In Statistical Relational Artificial Intelligence, a branch of AI and machine learning which combines the logical and statistical schools of AI, one uses the concept {\em para\-metrized probabilistic graphical model (PPGM)} to model (conditional) dependencies between random variables and to make probabilistic inferences about events on a space of "possible worlds". The set of possible worlds with underlying domain $D$ (a set of objects) can be represented by the set $\mathbf{W}_D$ of all first-order structures (for a suitable signature) with domain $D$. Using a formal logic we can describe events on $\mathbf{W}_D$. By combining a logic and a PPGM we can also define a probability distribution $\mathbb{P}_D$ on $\mathbf{W}_D$ and use it to compute the probability of an event.

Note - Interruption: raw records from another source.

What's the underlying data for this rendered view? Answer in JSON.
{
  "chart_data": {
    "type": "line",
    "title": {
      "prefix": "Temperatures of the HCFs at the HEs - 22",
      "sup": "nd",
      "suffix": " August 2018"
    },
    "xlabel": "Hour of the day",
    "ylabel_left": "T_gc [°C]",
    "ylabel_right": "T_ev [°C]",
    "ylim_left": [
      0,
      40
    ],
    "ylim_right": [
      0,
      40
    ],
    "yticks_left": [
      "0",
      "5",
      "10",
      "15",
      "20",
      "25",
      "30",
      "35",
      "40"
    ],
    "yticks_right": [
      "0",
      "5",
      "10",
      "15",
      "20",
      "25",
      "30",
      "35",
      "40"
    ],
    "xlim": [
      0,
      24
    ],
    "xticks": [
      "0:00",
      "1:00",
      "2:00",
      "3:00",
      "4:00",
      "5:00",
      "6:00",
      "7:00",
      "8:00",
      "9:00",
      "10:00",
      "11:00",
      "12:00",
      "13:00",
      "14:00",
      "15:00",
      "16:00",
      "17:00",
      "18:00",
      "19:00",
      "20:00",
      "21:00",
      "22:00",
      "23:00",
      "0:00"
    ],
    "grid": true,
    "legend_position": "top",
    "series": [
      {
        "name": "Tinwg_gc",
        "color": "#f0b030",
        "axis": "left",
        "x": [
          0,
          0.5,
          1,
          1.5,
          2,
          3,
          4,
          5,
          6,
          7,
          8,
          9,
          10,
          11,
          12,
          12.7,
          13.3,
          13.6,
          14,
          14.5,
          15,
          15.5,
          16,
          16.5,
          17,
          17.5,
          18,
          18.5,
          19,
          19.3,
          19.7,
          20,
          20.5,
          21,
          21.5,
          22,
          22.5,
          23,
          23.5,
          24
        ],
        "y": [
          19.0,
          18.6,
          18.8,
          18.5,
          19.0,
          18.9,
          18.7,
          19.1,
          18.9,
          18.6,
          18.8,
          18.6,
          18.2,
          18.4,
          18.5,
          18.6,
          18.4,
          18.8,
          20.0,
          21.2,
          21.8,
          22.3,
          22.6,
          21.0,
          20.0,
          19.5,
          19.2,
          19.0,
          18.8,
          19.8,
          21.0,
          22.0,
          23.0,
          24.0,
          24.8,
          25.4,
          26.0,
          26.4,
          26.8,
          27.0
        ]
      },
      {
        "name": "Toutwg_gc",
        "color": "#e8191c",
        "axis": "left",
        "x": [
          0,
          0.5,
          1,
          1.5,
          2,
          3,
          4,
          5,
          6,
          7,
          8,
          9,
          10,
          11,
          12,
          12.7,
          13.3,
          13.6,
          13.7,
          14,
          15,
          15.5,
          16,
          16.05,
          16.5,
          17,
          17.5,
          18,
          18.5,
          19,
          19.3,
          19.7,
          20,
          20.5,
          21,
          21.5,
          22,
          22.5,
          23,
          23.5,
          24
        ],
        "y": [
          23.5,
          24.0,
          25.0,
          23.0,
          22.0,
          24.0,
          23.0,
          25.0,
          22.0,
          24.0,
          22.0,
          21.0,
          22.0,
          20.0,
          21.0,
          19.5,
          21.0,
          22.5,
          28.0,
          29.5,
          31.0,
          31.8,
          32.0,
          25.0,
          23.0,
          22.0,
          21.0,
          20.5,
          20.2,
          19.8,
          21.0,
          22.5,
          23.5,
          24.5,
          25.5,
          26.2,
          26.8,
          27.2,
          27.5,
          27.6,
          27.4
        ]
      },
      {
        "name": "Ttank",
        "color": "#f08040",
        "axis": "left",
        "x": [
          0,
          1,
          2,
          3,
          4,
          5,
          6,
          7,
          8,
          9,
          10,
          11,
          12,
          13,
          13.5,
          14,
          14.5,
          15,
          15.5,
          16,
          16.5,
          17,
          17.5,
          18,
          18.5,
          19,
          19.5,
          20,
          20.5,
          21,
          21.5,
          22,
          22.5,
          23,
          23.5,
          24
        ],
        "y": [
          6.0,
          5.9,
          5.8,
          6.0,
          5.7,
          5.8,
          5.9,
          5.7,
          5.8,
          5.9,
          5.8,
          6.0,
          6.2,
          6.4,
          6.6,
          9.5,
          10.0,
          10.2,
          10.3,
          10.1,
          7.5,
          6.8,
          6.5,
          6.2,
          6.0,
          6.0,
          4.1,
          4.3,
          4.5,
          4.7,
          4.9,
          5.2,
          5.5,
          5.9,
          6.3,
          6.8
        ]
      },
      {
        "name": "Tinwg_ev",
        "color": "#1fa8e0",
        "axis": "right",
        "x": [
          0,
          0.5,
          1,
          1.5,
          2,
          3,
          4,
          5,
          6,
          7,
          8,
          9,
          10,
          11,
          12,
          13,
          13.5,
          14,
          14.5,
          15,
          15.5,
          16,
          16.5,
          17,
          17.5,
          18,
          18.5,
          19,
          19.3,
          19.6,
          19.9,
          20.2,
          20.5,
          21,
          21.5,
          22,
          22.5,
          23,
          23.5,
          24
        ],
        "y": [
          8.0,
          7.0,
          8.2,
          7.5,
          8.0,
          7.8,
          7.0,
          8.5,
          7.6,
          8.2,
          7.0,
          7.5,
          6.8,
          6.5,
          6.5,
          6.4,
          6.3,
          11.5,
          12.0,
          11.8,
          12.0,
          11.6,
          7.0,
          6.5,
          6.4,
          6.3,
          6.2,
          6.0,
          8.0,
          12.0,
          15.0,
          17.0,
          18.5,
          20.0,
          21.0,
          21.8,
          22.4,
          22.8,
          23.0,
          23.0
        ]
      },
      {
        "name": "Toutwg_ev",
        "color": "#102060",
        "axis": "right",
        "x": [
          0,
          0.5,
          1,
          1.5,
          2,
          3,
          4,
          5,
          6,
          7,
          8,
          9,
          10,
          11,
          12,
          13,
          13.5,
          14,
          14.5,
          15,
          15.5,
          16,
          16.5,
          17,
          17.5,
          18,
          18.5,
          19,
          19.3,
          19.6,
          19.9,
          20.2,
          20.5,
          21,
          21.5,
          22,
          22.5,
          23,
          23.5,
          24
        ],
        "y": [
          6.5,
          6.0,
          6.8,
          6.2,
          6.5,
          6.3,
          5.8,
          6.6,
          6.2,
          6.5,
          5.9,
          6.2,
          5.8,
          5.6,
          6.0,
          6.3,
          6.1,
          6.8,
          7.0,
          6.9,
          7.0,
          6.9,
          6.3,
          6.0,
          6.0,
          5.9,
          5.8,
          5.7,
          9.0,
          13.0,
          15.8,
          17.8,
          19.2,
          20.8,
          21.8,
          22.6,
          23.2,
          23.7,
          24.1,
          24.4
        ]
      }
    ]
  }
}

We consider a logic, denoted $PLA$, with truth values in the unit interval, which uses aggregation functions, such as arithmetic mean, geometric mean, maximum and minimum instead of quantifiers. However we face the problem of computational efficiency and this problem is an obstacle to the wider use of methods from Statistical Relational AI in practical applications. We address this problem by proving that the described probability will, under certain assumptions on the PPGM and the sentence $\varphi$, converge as the size of $D$ tends to infinity. The convergence result is obtained by showing that every formula $\varphi(x_1, \ldots, x_k)$ which contains only "admissible" aggregation functions (e.g. arithmetic and geometric mean, max and min) is asymptotically equivalent to a formula $\psi(x_1, \ldots, x_k)$ without aggregation functions.
翻译:有向图模型中部分连续聚合函数的渐进消除
翻译后的摘要:
在统计关系人工智能中,一种将AI和机器学习的逻辑和统计学派别相结合的分支,使用参数化概率图模型(PPGM)来模拟(条件)随机变量之间的依存关系并对“可能的世界”上的事件进行概率推断。带有基础域D(一组对象)的可能世界集合可以用所有具有域D的第一阶结构(对于适当的签名)的集合Ω_D来表示。使用一个形式逻辑,我们可以描述对Ω_D上的事件。通过组合逻辑和PPGM,我们还可以定义Ω_D上的概率分布P_D,并用它来计算一个事件的概率。我们考虑一个逻辑,记为PLA,其真值在单位区间内,使用聚合函数(例如算术平均数、几何平均数、最大值和最小值)代替量词。然而,我们面临计算效率问题,这个问题是将统计关系AI中的方法更广泛地应用于实际应用的障碍。我们通过证明在对PPGM和句子Φ的某些假设下,所述概率将在D的大小趋于无穷大时收敛。通过展示每个仅包含“可接受”聚合函数(如算术平均数、几何平均数、最大值和最小值)的公式Φ(x1,……,xk)都是渐进等价于一个没有聚合函数的公式ψ(x1,……,xk)来获得收敛结果。